Questionnements de l’ANOCR – introduction

Notre société vit dans une permanente évolution, sous l’influence des innovations technologiques qui rapprochent les personnes, de la mondialisation qui met en contact les cultures, des progrès de l’homme dans sa connaissance du monde et des institutions internationales qui promeuvent la paix.

« Si vis pacem para bellum » est la devise de l’Ecole de Guerre. La dissuasion nucléaire, la puissance des armements modernes, le refus des pertes humaines semblent nous éloigner de ce précepte tout en sagesse. Aurait-on oublié que la préparation de la guerre de demain ne consiste pas à doter le pays des moyens de la défense d’aujourd’hui, encore moins de celle d’hier, quoiqu’ils n’aient jamais été aussi réduits, mais à en imaginer les conditions, recruter et former les troupes nécessaires et produire les armes qui seront alors utiles et efficaces ?

Dans sa contribution au débat préparatoire à la Loi de Programmation Militaire votée par l’Assemblée Nationale en novembre 2013, et au sommet de l’UE de décembre 2013, consacré sous l’impulsion de la France, à l’Europe de la Défense qui voudrait déboucher sur une quelques interrogations auprès de ses membres qui voient notre outil de Défense se réduire dangereusement et notre institution militaire se dénaturer petit à petit.

L’institution militaire est au service de la Nation et non d’intérêts particuliers ou sectoriels.

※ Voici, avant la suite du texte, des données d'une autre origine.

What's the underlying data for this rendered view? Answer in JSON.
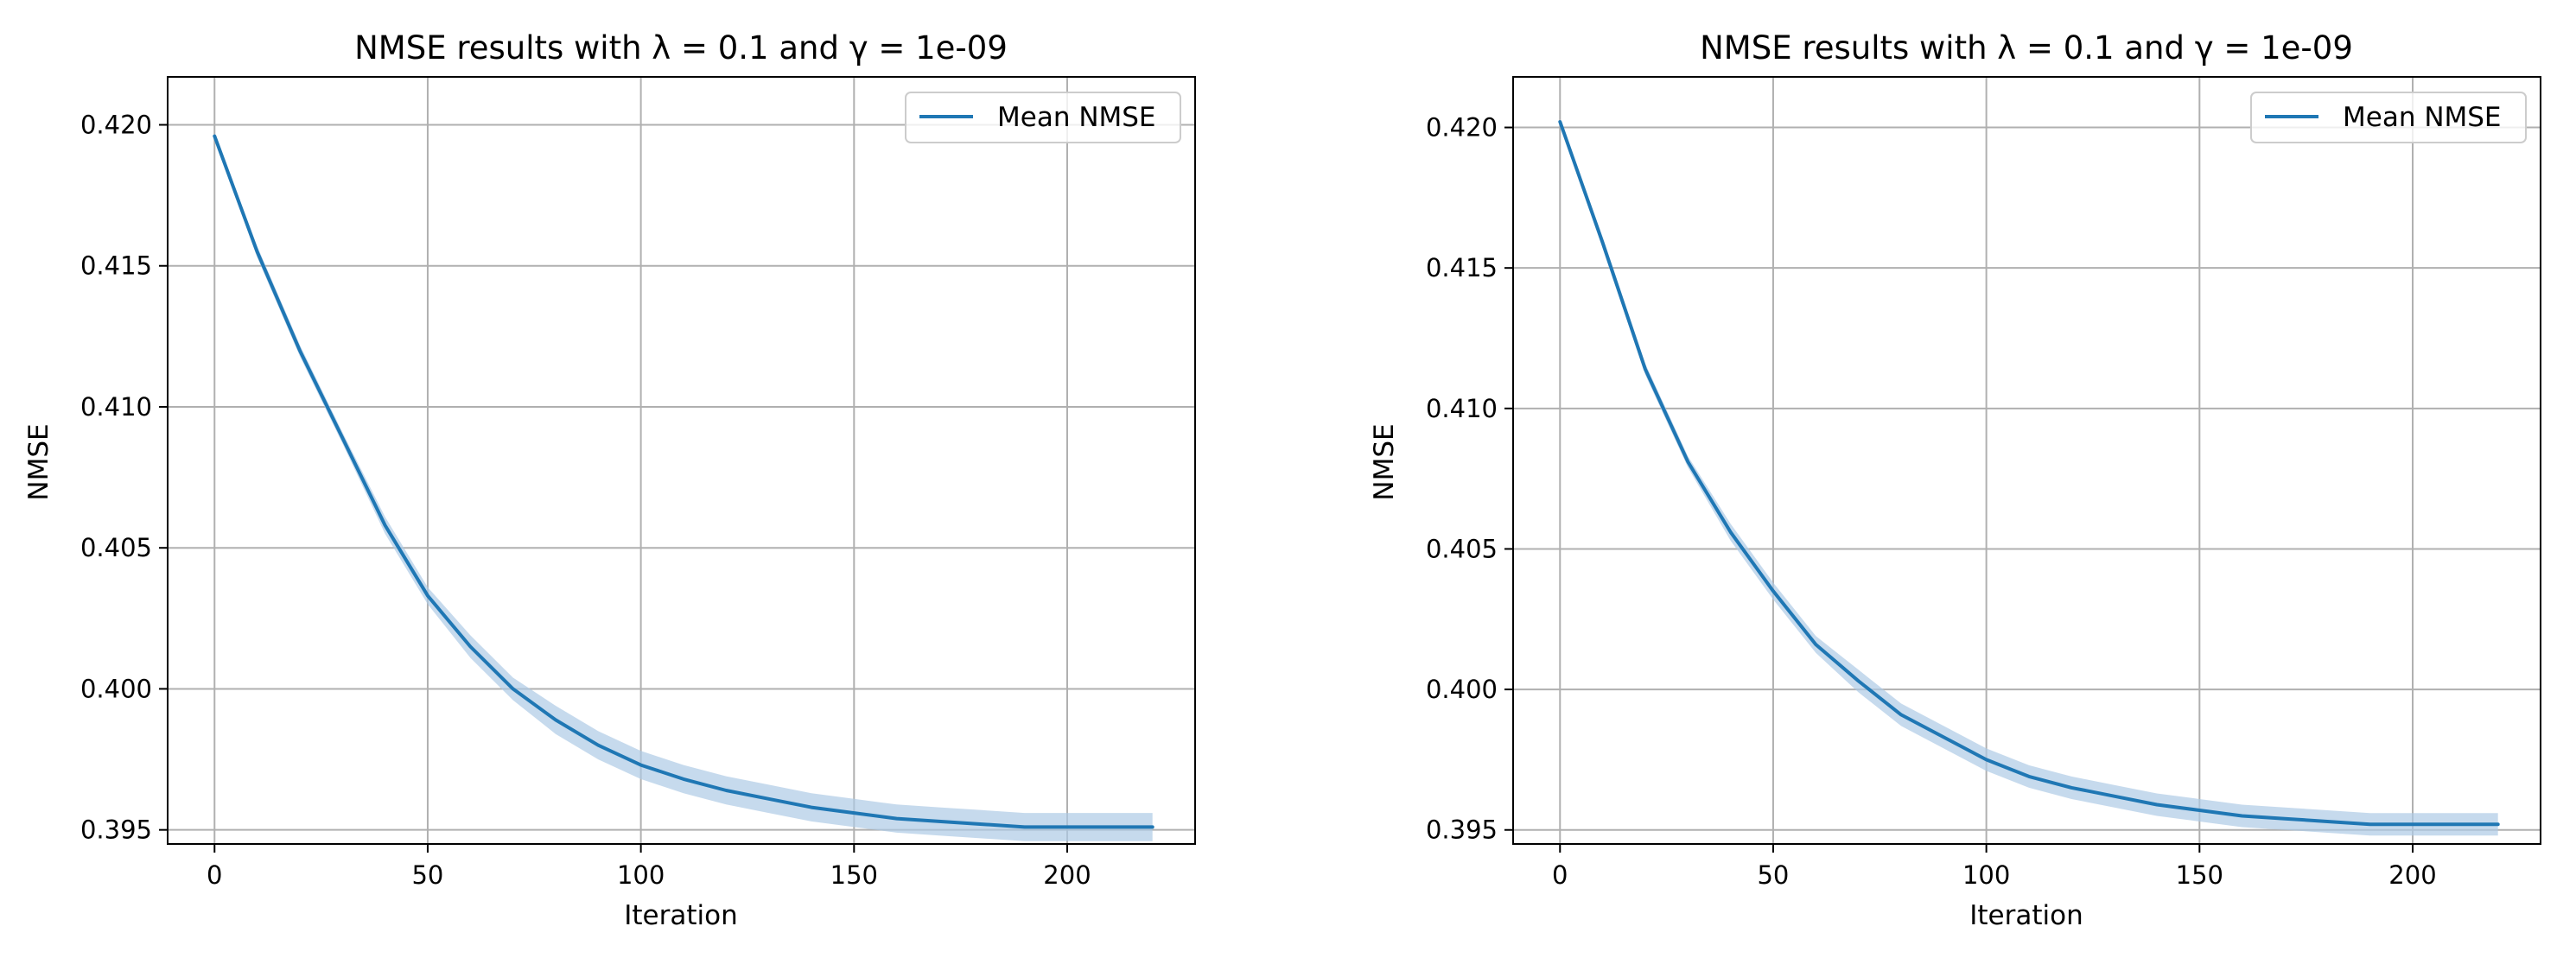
{
  "chart_data": [
    {
      "type": "line",
      "title": "NMSE results with λ = 0.1 and γ = 1e-09",
      "xlabel": "Iteration",
      "ylabel": "NMSE",
      "xlim": [
        -11,
        230
      ],
      "ylim": [
        0.3945,
        0.4217
      ],
      "x_ticks": [
        "0",
        "50",
        "100",
        "150",
        "200"
      ],
      "y_ticks": [
        "0.395",
        "0.400",
        "0.405",
        "0.410",
        "0.415",
        "0.420"
      ],
      "grid": true,
      "legend_position": "top-right",
      "series": [
        {
          "name": "Mean NMSE",
          "color": "#1f77b4",
          "band_color": "#aecbe6",
          "x": [
            0,
            10,
            20,
            30,
            40,
            50,
            60,
            70,
            80,
            90,
            100,
            110,
            120,
            130,
            140,
            150,
            160,
            170,
            180,
            190,
            200,
            210,
            220
          ],
          "y": [
            0.4196,
            0.4155,
            0.412,
            0.4089,
            0.4058,
            0.4033,
            0.4015,
            0.4,
            0.3989,
            0.398,
            0.3973,
            0.3968,
            0.3964,
            0.3961,
            0.3958,
            0.3956,
            0.3954,
            0.3953,
            0.3952,
            0.3951,
            0.3951,
            0.3951,
            0.3951
          ],
          "band_halfwidth": [
            0.0001,
            0.0002,
            0.0002,
            0.0002,
            0.0003,
            0.0003,
            0.0004,
            0.0004,
            0.0005,
            0.0005,
            0.0005,
            0.0005,
            0.0005,
            0.0005,
            0.0005,
            0.0005,
            0.0005,
            0.0005,
            0.0005,
            0.0005,
            0.0005,
            0.0005,
            0.0005
          ]
        }
      ]
    },
    {
      "type": "line",
      "title": "NMSE results with λ = 0.1 and γ = 1e-09",
      "xlabel": "Iteration",
      "ylabel": "NMSE",
      "xlim": [
        -11,
        230
      ],
      "ylim": [
        0.3945,
        0.4218
      ],
      "x_ticks": [
        "0",
        "50",
        "100",
        "150",
        "200"
      ],
      "y_ticks": [
        "0.395",
        "0.400",
        "0.405",
        "0.410",
        "0.415",
        "0.420"
      ],
      "grid": true,
      "legend_position": "top-right",
      "series": [
        {
          "name": "Mean NMSE",
          "color": "#1f77b4",
          "band_color": "#aecbe6",
          "x": [
            0,
            10,
            20,
            30,
            40,
            50,
            60,
            70,
            80,
            90,
            100,
            110,
            120,
            130,
            140,
            150,
            160,
            170,
            180,
            190,
            200,
            210,
            220
          ],
          "y": [
            0.4202,
            0.4159,
            0.4114,
            0.4081,
            0.4056,
            0.4035,
            0.4016,
            0.4003,
            0.3991,
            0.3983,
            0.3975,
            0.3969,
            0.3965,
            0.3962,
            0.3959,
            0.3957,
            0.3955,
            0.3954,
            0.3953,
            0.3952,
            0.3952,
            0.3952,
            0.3952
          ],
          "band_halfwidth": [
            0.0001,
            0.0002,
            0.0002,
            0.0002,
            0.0003,
            0.0003,
            0.0003,
            0.0004,
            0.0004,
            0.0004,
            0.0004,
            0.0004,
            0.0004,
            0.0004,
            0.0004,
            0.0004,
            0.0004,
            0.0004,
            0.0004,
            0.0004,
            0.0004,
            0.0004,
            0.0004
          ]
        }
      ]
    }
  ]
}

Ultime recours de la Nation, elle a vocation à agir par les armes et aussi en assistance à la population si la situation l’exige, en cas de catastrophe naturelle par exemple.

Les armées, engagées dans des situations généralement exceptionnelles et souvent dangereuses, n’auront l’efficacité que l’on attend d’elles que si elles s’appuient sur :

  • en premier lieu, un statut militaire particulier exigeant des personnels une totale disponibilité, une mobilité sans réserve, une discipline sans faille et un esprit de sacrifice au service de la mission, qui constituent la spécificité du militaire par rapport aux autres citoyens,
  • en second lieu, l’unité de commandement couvrant toutes les fonctions concourant à l’action opérationnelle,…
  • et aussi une forte cohésion des unités, des formations et des moyens adaptés.

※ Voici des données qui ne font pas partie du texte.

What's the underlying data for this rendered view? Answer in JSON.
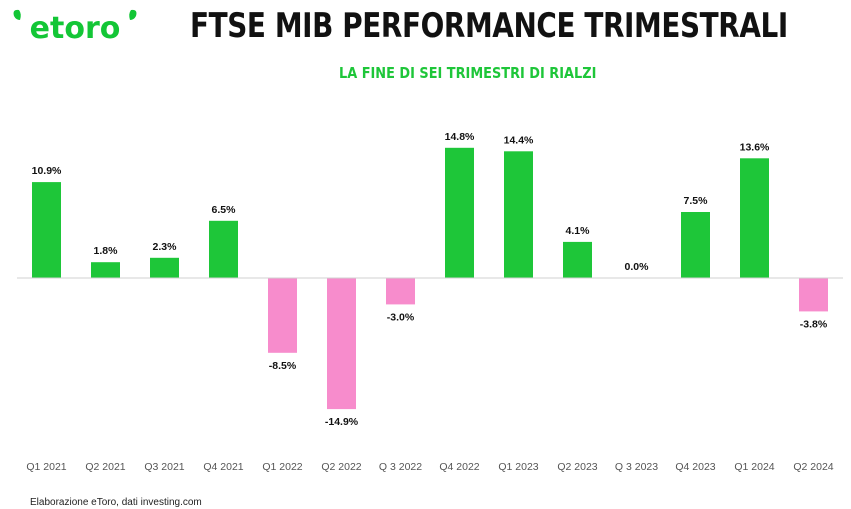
{
  "header": {
    "logo_text": "etoro",
    "title": "FTSE MIB PERFORMANCE TRIMESTRALI",
    "subtitle": "LA FINE DI SEI TRIMESTRI DI RIALZI"
  },
  "footer": {
    "source": "Elaborazione eToro, dati investing.com"
  },
  "colors": {
    "positive": "#1ec639",
    "negative": "#f78ccc",
    "brand": "#13c636",
    "axis": "#d0d0d0"
  },
  "chart_data": {
    "type": "bar",
    "categories": [
      "Q1 2021",
      "Q2 2021",
      "Q3 2021",
      "Q4 2021",
      "Q1 2022",
      "Q2 2022",
      "Q 3 2022",
      "Q4 2022",
      "Q1 2023",
      "Q2 2023",
      "Q 3 2023",
      "Q4 2023",
      "Q1 2024",
      "Q2 2024"
    ],
    "values": [
      10.9,
      1.8,
      2.3,
      6.5,
      -8.5,
      -14.9,
      -3.0,
      14.8,
      14.4,
      4.1,
      0.0,
      7.5,
      13.6,
      -3.8
    ],
    "labels": [
      "10.9%",
      "1.8%",
      "2.3%",
      "6.5%",
      "-8.5%",
      "-14.9%",
      "-3.0%",
      "14.8%",
      "14.4%",
      "4.1%",
      "0.0%",
      "7.5%",
      "13.6%",
      "-3.8%"
    ],
    "ylim": [
      -15,
      15
    ],
    "grid": false,
    "legend": "none"
  }
}
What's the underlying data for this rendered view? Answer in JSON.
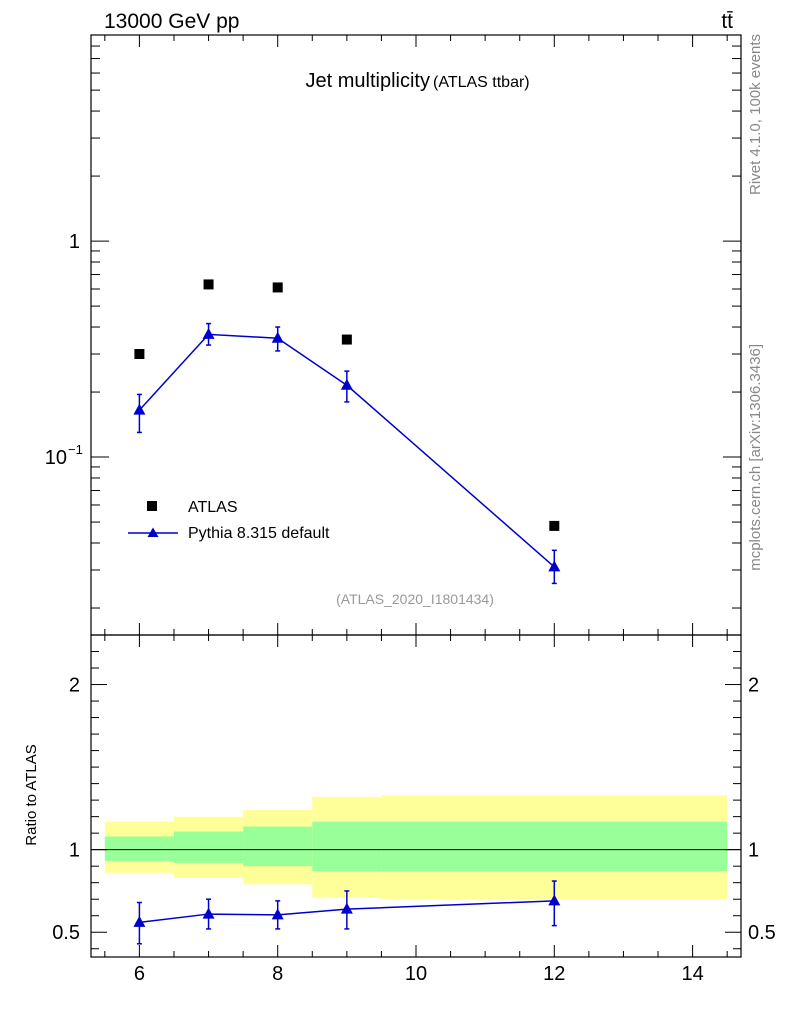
{
  "header": {
    "energy_label": "13000 GeV pp",
    "process_label": "tt̄"
  },
  "side": {
    "rivet_label": "Rivet 4.1.0,  100k events",
    "source_label": "mcplots.cern.ch [arXiv:1306.3436]"
  },
  "chart_data": {
    "type": "scatter",
    "title": "Jet multiplicity",
    "subtitle": "(ATLAS ttbar)",
    "analysis_id": "(ATLAS_2020_I1801434)",
    "xlim": [
      5.3,
      14.7
    ],
    "x_ticks": [
      6,
      8,
      10,
      12,
      14
    ],
    "x_tick_labels": [
      "6",
      "8",
      "10",
      "12",
      "14"
    ],
    "main": {
      "yscale": "log",
      "ylim": [
        0.015,
        9.0
      ],
      "y_tick_labels": [
        {
          "value": 1,
          "label": "1"
        },
        {
          "value": 0.1,
          "label": "10",
          "exp": "−1"
        }
      ],
      "legend_position": "lower-left",
      "series": [
        {
          "name": "ATLAS",
          "marker": "square",
          "color": "#000000",
          "x": [
            6,
            7,
            8,
            9,
            12
          ],
          "y": [
            0.3,
            0.63,
            0.61,
            0.35,
            0.048
          ]
        },
        {
          "name": "Pythia 8.315 default",
          "marker": "triangle",
          "line": true,
          "color": "#0000cc",
          "x": [
            6,
            7,
            8,
            9,
            12
          ],
          "y": [
            0.165,
            0.37,
            0.355,
            0.215,
            0.031
          ],
          "yerr_low": [
            0.13,
            0.33,
            0.31,
            0.18,
            0.026
          ],
          "yerr_high": [
            0.195,
            0.415,
            0.4,
            0.25,
            0.037
          ]
        }
      ]
    },
    "ratio": {
      "ylabel": "Ratio to ATLAS",
      "ylim": [
        0.35,
        2.3
      ],
      "y_tick_labels": [
        {
          "value": 0.5,
          "label": "0.5"
        },
        {
          "value": 1,
          "label": "1"
        },
        {
          "value": 2,
          "label": "2"
        }
      ],
      "reference_line": 1,
      "bands": {
        "outer_color": "#ffff99",
        "inner_color": "#99ff99",
        "bins": [
          {
            "xlo": 5.5,
            "xhi": 6.5,
            "outer": [
              0.86,
              1.17
            ],
            "inner": [
              0.93,
              1.08
            ]
          },
          {
            "xlo": 6.5,
            "xhi": 7.5,
            "outer": [
              0.83,
              1.2
            ],
            "inner": [
              0.92,
              1.11
            ]
          },
          {
            "xlo": 7.5,
            "xhi": 8.5,
            "outer": [
              0.79,
              1.24
            ],
            "inner": [
              0.9,
              1.14
            ]
          },
          {
            "xlo": 8.5,
            "xhi": 9.5,
            "outer": [
              0.71,
              1.32
            ],
            "inner": [
              0.87,
              1.17
            ]
          },
          {
            "xlo": 9.5,
            "xhi": 14.5,
            "outer": [
              0.7,
              1.33
            ],
            "inner": [
              0.87,
              1.17
            ]
          }
        ]
      },
      "series": [
        {
          "name": "Pythia 8.315 default",
          "color": "#0000cc",
          "x": [
            6,
            7,
            8,
            9,
            12
          ],
          "y": [
            0.56,
            0.61,
            0.605,
            0.64,
            0.69
          ],
          "yerr_low": [
            0.43,
            0.52,
            0.52,
            0.52,
            0.54
          ],
          "yerr_high": [
            0.68,
            0.7,
            0.69,
            0.75,
            0.81
          ]
        }
      ]
    }
  }
}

Ces éléments fondamentaux de l’institution militaire sont-ils bousculés voire remis en cause par l’accumulation des décisions prises en matière de défense depuis une vingtaine d’années, décisions qui paraissent surtout guidées par un souci d’économies ?

« Cedant arma togae » (Cicéron, Des Devoirs).

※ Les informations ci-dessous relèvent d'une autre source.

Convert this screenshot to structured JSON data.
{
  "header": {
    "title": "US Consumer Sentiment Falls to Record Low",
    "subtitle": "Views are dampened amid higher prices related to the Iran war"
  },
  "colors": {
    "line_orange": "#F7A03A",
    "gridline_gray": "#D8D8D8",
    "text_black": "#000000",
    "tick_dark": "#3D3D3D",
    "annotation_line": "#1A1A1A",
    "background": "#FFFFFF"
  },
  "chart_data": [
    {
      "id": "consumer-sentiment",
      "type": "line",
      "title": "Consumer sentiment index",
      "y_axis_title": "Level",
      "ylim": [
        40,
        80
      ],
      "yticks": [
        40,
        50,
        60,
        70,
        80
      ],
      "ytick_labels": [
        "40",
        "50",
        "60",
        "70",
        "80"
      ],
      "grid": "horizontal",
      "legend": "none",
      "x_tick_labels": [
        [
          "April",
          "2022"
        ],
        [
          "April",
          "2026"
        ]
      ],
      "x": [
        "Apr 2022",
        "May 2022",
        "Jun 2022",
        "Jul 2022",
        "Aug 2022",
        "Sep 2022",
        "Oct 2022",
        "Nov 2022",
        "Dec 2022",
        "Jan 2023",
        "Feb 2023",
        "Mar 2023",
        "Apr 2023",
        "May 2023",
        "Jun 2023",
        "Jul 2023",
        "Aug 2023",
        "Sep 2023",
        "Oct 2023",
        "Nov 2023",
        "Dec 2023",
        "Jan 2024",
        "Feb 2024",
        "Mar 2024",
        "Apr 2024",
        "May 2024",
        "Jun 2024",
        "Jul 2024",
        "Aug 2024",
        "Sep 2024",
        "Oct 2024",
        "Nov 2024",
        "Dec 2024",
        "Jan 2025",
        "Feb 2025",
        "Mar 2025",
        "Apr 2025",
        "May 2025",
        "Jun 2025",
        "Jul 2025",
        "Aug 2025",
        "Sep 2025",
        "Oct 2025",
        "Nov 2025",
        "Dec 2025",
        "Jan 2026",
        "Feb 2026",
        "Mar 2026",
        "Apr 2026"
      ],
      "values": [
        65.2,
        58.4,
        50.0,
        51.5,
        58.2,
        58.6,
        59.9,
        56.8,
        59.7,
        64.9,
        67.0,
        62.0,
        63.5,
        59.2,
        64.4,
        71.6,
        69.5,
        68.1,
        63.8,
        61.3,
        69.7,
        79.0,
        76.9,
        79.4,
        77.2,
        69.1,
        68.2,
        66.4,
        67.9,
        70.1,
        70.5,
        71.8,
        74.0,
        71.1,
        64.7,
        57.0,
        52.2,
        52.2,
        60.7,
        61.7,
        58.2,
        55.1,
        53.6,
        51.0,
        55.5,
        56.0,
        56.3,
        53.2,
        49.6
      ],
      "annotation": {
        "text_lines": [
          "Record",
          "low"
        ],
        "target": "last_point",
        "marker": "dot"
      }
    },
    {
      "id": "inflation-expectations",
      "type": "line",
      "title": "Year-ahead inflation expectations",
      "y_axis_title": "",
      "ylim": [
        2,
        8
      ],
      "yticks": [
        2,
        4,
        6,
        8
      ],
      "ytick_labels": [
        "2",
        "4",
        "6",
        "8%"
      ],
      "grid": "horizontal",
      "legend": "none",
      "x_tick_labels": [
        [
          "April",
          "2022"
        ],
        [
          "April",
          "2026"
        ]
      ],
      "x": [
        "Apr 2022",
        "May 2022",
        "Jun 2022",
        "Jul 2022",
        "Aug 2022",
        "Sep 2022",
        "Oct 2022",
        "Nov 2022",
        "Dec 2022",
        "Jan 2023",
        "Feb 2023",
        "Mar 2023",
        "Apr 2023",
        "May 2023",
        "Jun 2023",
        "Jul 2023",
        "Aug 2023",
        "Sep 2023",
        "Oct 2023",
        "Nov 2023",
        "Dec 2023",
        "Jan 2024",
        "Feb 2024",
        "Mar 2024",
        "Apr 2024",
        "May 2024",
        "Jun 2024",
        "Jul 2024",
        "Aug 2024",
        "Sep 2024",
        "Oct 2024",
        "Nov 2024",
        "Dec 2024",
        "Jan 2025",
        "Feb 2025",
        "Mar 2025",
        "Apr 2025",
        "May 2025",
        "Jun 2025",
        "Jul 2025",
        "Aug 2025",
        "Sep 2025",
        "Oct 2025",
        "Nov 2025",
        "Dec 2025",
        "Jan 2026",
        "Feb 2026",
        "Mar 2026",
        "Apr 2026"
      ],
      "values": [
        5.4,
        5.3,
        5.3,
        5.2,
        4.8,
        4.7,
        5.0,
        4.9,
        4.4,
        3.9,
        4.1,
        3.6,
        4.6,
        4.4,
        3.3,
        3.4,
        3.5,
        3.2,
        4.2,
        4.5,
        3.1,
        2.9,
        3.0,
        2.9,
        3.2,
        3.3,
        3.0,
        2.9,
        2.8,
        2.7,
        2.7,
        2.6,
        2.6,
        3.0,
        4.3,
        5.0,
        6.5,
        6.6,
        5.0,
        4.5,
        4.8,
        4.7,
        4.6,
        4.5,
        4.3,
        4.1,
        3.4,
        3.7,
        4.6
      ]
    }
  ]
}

Le Militaire cède le pouvoir au Civil quand la sécurité du pays est assurée. Ainsi que l’a décrit Alfred de Vigny, si la condition militaire a ses grandeurs, elle a aussi ses servitudes. En France, c’est en 1945 seulement, sous l’impulsion du général de Gaulle, que les militaires ont obtenu le droit de vote, un an après les femmes. Cependant, et c’est là une différence fondamentale avec la fonction publique, ils ne peuvent ni se syndiquer, ni être membres d’un parti politique, ce qui les rend transparents aux yeux des électeurs. Ils restent de toute manière réservés devant les promesses intenables qu’implique fatalement le système électoral et leur rigueur les retient trop souvent de présenter leur candidature pour des élections. Cette place à part du Militaire dans la société, qu’il cultive volontiers, ne facilité cependant pas la compréhension du monde militaire par le citoyen et par la représentation nationale.